The time at the resort flew by as any good time tends to do. Alex said goodbye to her friends as they dropped her off and went inside to begin the task of unpacking and doing her laundry. She was lucky enough to have a stackable washer/dryer combo in her apartment, making it much easier to get her chore done. She went through her mail and then looked over her calendar for the first meeting of the year. She had just over two weeks before she had to get serious about work again.

So she made a plan. Just like the girls told her, she decided she wouldn’t approach Grant looking for a quickie like she’d done before. The only way she knew how to get in contact was to find him at the shop, but she wouldn’t pull any tricks or ask for work she didn’t need. She would merely ask to talk to him and see what happened after that.

And that saying, the best-laid plans often go to waste was entirely too true. He wasn’t there when she went, and she was beginning to feel like a stalker. She refused to go back and run the risk of missing him again. Defeated, she wasn’t sure what she was going to do with herself. It would be desperate for her to go there every day and watch for him to show up. The odds were in her favor; he’d have to show up, eventually. But she still had some pride left.

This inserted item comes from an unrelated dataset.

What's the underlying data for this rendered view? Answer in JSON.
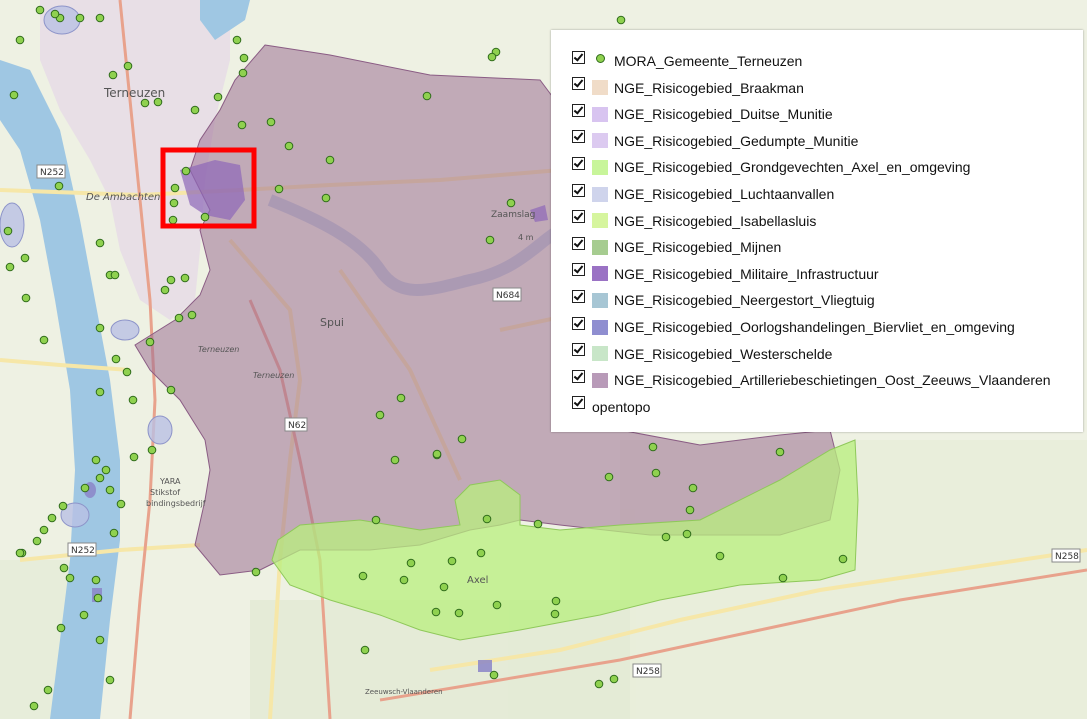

So she did what she normally did. She lived her life; she went out for dinner with her aunt and Carmela, she called her parents in Montana, and she worked on her lesson plans for the first quarter of the year. She cleaned the apartment, went grocery shopping, and thought of Grant every minute of every day.

And that pissed her off.

She was working on the Sunday crossword when her cell phone rang. She wasn’t really paying attention as she filled in a word and answered at the same time. “Hello.”

“Alex?”

She dropped her pencil and choked on her saliva so that the first thing he heard was her trying to die of embarrassment.

“Grant!”

“Is this a bad time?” He sounded amused, which ratcheted up her mortification.

“No, I was just . . .”Trying to stop thinking of you. Failing miserably. Rinse and repeat.“Doing a crossword.”

“On purpose?”

She laughed, and her feelings of idiocy fled. “Yes, on purpose. I like them.”

“I guess that makes you a smarty pants, then,” he teased.

“I guess I am.” She got up to make another cup of tea, cradling the phone against her shoulder as she moved around her kitchen.

“Are you doing anything other than the crossword today?”

Alex nearly melted into a puddle on her floor. He sounded so unsure of himself. “No, I don’t have any plans for today.” Wait, did that make her sound incredibly boring?

“Me either.” He coughed. “I don’t know why this is so hard.”